The proportion of women in hospital staff is also very high, facing the sick as well as the lack of basic equipment with protective clothing. In the meantime, there has been a lot of complaint about the overexploitation of the public health system over the past 30 in the course of the privatization of public services.

In the hospital strike 2018 it was mainly women who argued that the working conditions in the hospitals must improve drastically. They did not strike for more money in their own wallets, but for more staff and better care for the patients. Yes, you want to call out, yes! Where have these improvements gone?

Correct inequalities after the crisis? It would be nice

Now the general dismantling of public health care is taking its toll in a dramatic way. He avenges himself on the patient and, even more fatally, he avenges the women who raised the alarm a long time ago. The Berlin nurse Nina Magdalena Böhmer posted on Facebook “You can put your applause anywhere else” and calls for solidarity and political action for the nurses instead of singing and applause. How right she is!

Even if you live in a four-room apartment, the ceiling can fall on your head after a short time. How much more difficult is the situation for families who already live in cramped living conditions under normal conditions? No children's playground open, no garden, no balcony, where the children can simply be sent to the fresh desire.

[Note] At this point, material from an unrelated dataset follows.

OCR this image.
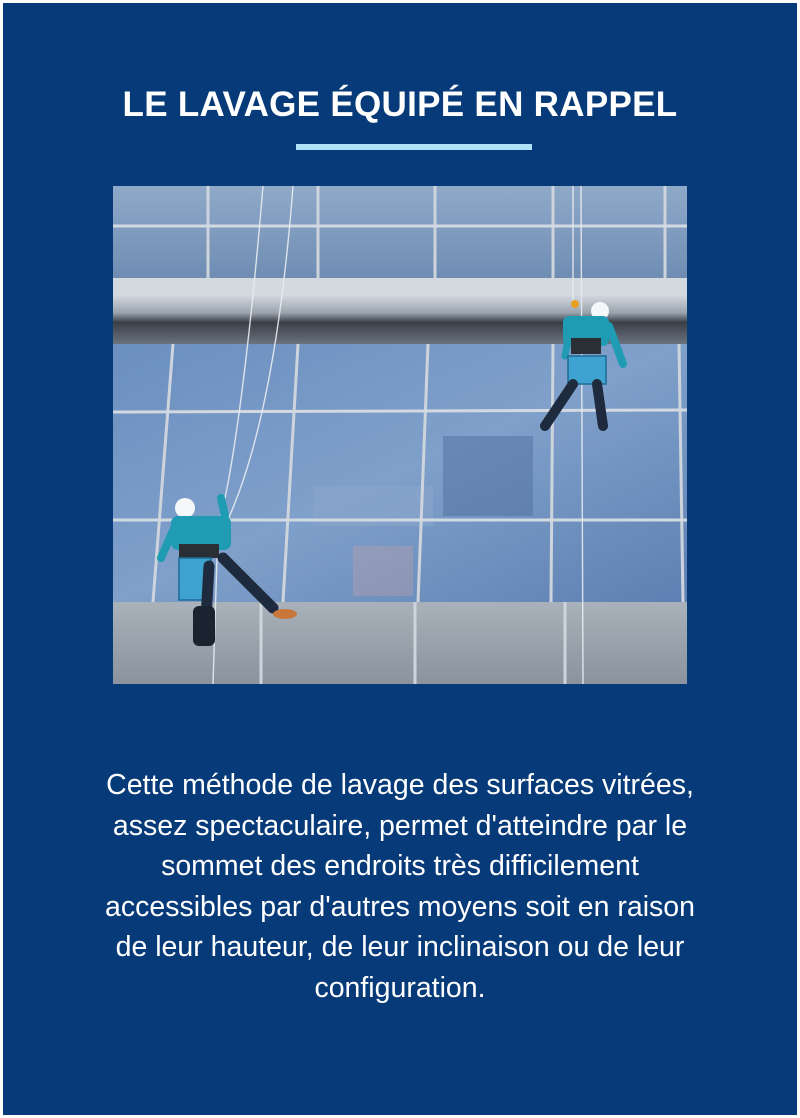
LE LAVAGE ÉQUIPÉ EN RAPPEL

Cette méthode de lavage des surfaces vitrées, assez spectaculaire, permet d'atteindre par le sommet des endroits très difficilement accessibles par d'autres moyens soit en raison de leur hauteur, de leur inclinaison ou de leur configuration.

[Lesen Sie auch: Die Eltern sollen nicht die Lehrerrolle übernehmen – ein Psychologe gibtTipps für den Heimunterricht.]

Who is supposed to be able to do his or her job at home in a video conference while the homework for the children is being emailed? What does this ask of the mothers who monitor their homework “in normal operation” when they are now required to act as assistant teachers?

Not to mention the Women whose mother tongue is not German and who do not understand the tasks themselves and cannot support their children in learning?

It is not just a question of how “The economy” should get going again after the corona crisis. That is much too short. The question is how to alleviate the social conflicts at close range and how to correct the social inequalities exacerbated by the crisis. I fear “business as usual”: the revived economic output is being announced with increasing growth rates, women are allowed to clear away the trash.

In the US, Boeing has 60 Billions of dollars in state funding required – and approved by Congress. The care sector has demanded 50 billions – and is getting 3.5 billion. Any questions?